O tema também deve fazer parte de um encontro entre Lula e Trump. A reunião estava inicialmente prevista para este mês, mas acabou adiada em meio às tensões internacionais provocadas pela guerra envolvendo o Irã.
Enquanto tenta manter o diálogo com Washington, o governo brasileiro busca evitar que facções criminosas sejam enquadradas como organizações terroristas.
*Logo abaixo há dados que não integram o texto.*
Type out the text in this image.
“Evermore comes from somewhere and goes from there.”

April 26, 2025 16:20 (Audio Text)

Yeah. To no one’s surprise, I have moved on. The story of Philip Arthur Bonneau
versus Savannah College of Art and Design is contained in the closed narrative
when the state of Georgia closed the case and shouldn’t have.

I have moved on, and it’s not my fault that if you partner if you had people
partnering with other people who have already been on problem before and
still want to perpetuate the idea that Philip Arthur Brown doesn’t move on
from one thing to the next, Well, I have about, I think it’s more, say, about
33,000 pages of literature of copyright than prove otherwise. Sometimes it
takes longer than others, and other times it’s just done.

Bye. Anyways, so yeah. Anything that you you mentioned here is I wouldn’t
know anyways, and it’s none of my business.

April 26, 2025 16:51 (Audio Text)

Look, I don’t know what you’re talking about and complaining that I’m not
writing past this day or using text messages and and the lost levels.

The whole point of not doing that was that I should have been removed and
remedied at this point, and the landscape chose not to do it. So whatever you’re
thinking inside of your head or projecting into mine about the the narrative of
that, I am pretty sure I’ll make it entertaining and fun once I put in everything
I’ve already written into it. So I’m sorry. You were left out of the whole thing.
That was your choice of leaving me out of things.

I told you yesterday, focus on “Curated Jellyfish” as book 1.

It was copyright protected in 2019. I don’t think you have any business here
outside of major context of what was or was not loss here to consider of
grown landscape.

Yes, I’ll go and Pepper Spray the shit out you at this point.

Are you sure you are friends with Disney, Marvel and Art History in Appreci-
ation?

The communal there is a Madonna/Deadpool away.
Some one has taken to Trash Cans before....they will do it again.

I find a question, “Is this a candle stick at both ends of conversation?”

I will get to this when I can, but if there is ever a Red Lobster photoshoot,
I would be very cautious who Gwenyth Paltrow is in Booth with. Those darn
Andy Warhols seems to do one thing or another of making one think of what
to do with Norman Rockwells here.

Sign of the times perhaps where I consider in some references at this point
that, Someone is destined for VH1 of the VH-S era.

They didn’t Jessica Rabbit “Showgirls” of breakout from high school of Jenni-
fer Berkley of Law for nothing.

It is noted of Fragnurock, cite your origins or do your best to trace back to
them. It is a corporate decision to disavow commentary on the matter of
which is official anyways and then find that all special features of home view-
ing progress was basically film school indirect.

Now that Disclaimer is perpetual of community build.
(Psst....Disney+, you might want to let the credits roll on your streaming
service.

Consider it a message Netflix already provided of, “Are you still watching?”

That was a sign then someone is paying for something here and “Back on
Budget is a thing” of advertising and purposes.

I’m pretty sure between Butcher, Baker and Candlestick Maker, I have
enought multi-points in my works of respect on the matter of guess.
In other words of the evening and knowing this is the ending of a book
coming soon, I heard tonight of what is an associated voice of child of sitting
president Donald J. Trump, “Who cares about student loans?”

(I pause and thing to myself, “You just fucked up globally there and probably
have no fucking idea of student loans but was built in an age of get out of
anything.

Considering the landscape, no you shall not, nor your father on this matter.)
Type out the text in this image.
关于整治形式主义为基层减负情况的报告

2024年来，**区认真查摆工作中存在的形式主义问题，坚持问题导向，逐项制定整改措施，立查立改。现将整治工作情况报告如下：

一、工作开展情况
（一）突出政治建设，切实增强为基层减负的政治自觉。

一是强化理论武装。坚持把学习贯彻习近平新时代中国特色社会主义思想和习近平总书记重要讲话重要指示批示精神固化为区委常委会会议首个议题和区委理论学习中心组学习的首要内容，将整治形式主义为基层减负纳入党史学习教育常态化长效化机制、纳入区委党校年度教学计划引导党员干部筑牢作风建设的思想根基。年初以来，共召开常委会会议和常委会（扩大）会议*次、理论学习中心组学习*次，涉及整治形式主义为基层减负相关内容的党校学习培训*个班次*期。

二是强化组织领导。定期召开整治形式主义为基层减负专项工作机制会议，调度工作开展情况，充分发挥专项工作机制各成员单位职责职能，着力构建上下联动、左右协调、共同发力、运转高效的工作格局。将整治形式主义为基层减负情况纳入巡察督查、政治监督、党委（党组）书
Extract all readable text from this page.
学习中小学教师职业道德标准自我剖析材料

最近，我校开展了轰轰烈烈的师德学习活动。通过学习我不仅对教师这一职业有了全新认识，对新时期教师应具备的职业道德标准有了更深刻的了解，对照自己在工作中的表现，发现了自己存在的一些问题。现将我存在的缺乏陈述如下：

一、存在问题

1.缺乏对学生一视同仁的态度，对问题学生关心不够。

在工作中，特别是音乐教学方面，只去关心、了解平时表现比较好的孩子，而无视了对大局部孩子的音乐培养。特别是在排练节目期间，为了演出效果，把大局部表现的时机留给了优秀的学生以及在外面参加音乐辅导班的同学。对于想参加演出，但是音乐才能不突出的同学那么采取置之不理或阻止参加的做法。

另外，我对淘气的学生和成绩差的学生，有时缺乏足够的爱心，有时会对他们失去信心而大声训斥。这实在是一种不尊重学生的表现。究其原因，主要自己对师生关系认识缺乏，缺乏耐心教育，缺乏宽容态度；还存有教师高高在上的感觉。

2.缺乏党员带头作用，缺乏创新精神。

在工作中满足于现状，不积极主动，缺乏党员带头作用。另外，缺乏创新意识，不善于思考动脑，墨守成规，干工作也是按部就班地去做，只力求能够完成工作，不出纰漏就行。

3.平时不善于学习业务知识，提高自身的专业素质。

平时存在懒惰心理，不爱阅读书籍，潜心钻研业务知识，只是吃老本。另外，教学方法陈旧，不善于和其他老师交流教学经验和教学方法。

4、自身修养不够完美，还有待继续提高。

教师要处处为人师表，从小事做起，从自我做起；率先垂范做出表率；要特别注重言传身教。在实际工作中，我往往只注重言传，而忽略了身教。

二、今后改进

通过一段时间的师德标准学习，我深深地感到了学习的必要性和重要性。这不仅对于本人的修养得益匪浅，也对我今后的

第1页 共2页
A avaliação no Planalto é que a medida pode abrir brechas para ações militares externas e até sanções comerciais contra o país.
O assunto já havia sido tratado diretamente entre Lula e Trump em dezembro, quando os dois discutiram formas de cooperação internacional no combate ao crime organizado.
Bastidores
Nos bastidores, o governo teme que o debate seja explorado politicamente pela oposição durante a disputa eleitoral.
Em maio de 2025, o senador Flávio Bolsonaro entregou a uma comitiva americana enviada por Trump um dossiê elaborado por secretarias de segurança do Rio de Janeiro e de São Paulo que relaciona a atuação de facções criminosas ao terrorismo.
Na ocasião, técnicos do Ministério da Justiça e Segurança Pública afirmaram aos representantes americanos que, pela legislação brasileira, as facções não podem ser classificadas como organizações terroristas, mas sim como organizações criminosas.
Depois disso, o Congresso Nacional aprovou a chamada Lei Antifacção e também passou a discutir a chamada PEC da Segurança Pública. O governo utiliza essas iniciativas como argumento para reforçar que o país possui instrumentos próprios para combater o crime organizado.
Nesta segunda-feira (9), o presidente do PT, Edinho Silva, criticou publicamente a proposta dos Estados Unidos e afirmou que o Brasil não pode aceitar interferências externas.
Segundo ele, o governo Lula trabalha em cooperação com diversos países para enfrentar o crime organizado, mas defende que a soberania brasileira precisa ser preservada.